Mr. Bucaram, the mercurial former mayor of Ecuador's largest city, Guayaquil, campaigned as the champion of Ecuador's poor and faltering middle class - the victims, he said, of outgoing President Sixto Duran-Ballen's economic-adjustment policies.
He also labeled his rival, Social Christian Party candidate Jaime Nebot, the "candidate of the rich," even though the conservative Mr. Nebot also criticized the effect of current policy on the poor.
Bucaram's victory serves as a wake-up call to the United States, which has been a chief advocate of Latin America's economic reforms, but which over the last year has retreated from a more active engagement in the "integration of the Americas" as other international issues and the domestic presidential campaign have shunted Latin America aside.

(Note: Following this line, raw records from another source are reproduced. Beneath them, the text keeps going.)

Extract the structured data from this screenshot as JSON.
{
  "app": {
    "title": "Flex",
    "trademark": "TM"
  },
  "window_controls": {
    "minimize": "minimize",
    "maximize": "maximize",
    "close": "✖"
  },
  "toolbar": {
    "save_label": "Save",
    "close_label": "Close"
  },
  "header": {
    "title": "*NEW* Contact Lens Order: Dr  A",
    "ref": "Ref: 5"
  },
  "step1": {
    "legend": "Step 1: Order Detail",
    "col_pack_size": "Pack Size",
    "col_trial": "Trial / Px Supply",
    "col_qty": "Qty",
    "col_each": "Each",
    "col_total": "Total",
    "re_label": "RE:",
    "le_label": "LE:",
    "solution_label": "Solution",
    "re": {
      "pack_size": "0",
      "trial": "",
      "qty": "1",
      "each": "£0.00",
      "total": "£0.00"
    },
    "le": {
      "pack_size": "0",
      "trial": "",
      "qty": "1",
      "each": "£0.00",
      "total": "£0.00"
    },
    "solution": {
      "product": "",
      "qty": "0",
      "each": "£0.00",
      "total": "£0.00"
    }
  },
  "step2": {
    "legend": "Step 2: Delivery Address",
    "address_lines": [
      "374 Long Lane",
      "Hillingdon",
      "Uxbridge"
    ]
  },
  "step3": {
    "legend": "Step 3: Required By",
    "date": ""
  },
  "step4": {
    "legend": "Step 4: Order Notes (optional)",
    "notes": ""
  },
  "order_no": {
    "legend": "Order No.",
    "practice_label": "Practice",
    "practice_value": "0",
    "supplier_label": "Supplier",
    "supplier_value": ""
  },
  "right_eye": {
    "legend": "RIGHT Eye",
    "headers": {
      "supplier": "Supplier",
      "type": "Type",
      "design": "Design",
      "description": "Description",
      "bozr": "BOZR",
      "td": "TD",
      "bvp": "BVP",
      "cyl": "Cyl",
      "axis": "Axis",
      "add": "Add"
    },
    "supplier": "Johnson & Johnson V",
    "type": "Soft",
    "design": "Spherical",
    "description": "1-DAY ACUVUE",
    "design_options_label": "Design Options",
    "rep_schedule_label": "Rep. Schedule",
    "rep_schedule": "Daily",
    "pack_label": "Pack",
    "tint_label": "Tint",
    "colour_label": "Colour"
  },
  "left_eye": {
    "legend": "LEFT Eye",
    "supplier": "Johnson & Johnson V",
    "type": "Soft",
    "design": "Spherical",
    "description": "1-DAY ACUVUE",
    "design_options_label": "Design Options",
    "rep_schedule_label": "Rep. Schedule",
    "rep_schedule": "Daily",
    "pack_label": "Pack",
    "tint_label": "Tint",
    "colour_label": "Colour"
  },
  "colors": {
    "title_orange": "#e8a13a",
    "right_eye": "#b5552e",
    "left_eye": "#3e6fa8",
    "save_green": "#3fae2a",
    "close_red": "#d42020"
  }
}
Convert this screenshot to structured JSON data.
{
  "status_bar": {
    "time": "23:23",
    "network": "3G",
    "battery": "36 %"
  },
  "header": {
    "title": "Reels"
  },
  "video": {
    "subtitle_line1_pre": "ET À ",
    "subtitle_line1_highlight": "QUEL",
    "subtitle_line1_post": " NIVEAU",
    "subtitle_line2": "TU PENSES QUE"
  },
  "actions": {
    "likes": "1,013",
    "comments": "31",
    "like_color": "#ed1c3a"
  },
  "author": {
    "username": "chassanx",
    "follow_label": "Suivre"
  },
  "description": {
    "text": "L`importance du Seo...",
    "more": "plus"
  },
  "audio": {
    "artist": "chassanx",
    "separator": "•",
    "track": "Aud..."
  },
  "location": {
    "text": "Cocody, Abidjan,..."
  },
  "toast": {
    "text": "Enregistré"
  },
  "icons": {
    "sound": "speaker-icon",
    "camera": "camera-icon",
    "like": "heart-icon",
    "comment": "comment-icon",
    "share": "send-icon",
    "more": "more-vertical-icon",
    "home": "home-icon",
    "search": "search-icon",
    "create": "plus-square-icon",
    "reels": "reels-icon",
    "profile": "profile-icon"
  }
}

"Bucaram could be a harbinger of more recycled populists to come in Latin America" in the wake of reaction to unpopular belt-tightening economic programs, says Gustavo Gorriti, associate editor of Panama City's daily La Prensa and a former Latin American specialist at the University of Miami.
"The pendulum could be swinging back," says Mr. Gorriti. He says that Latin Americans, generally more comfortable with state-directed economies, only accepted "neoliberal" reforms when leaders implemented them as a means to control the region's hyperinflation.
Bucaram may have simply caught a wave already crashing on the Latin shore.
In Chile, considered Latin America's leading economic example for its high growth under an advanced reform process, striking workers in the country's important mining sector are protesting government plans to make the industry more efficient. Chilean President Eduardo Frei Ruiz-Tagle warns regularly that the economic model Latin America has embraced could be endangered if growth doesn't start filtering to the region's poor and that segment of the middle class buffeted by falling public-sector employment.
In Mexico, streets have been clogged with increasingly violent demonstrations against President Ernesto Zedillo Ponce de Len's skimpy spending to overcome the country's economic crisis. At the same time, groups ranging from the populist and proconsumer El Barzon to the Zapatista rebels in Chiapas call for abandoning the market-oriented policies - called neoliberalismo in Latin America - that reached full speed under once hugely popular but now roundly rejected former President Carlos Salinas de Gortari.
In Brazil, the sell-off of state-owned companies in South America's largest economy has been slowed in part by public resistance in a country with one of the world's worst income distributions. A recent United Nations report notes that Brazil's richest 10 percent earns 30 times more than the poorest 40 percent - compared with five times as much in Europe, or even the 10 times as much earned by Argentina's wealthiest.
In response to these trends, even the World Bank, one of the prime promoters of the economic-adjustment programs, has recently begun encouraging countries in Latin America to spend more on social programs.
"In various countries, modest progress [in economic recovery] is generating impatience and disillusion in the reform process," declared a recent World Bank report on Latin America.
Many observers see the shift in the World Bank's approach not as a signal that Latin America is pining for return to state-run, bureaucratic economies that dominated before the late 1980s, but rather as a "correction."
More attention must be paid to effective social policy - and purse strings will have to be loosened, analysts like Gorriti say - if economic reform is to proceed.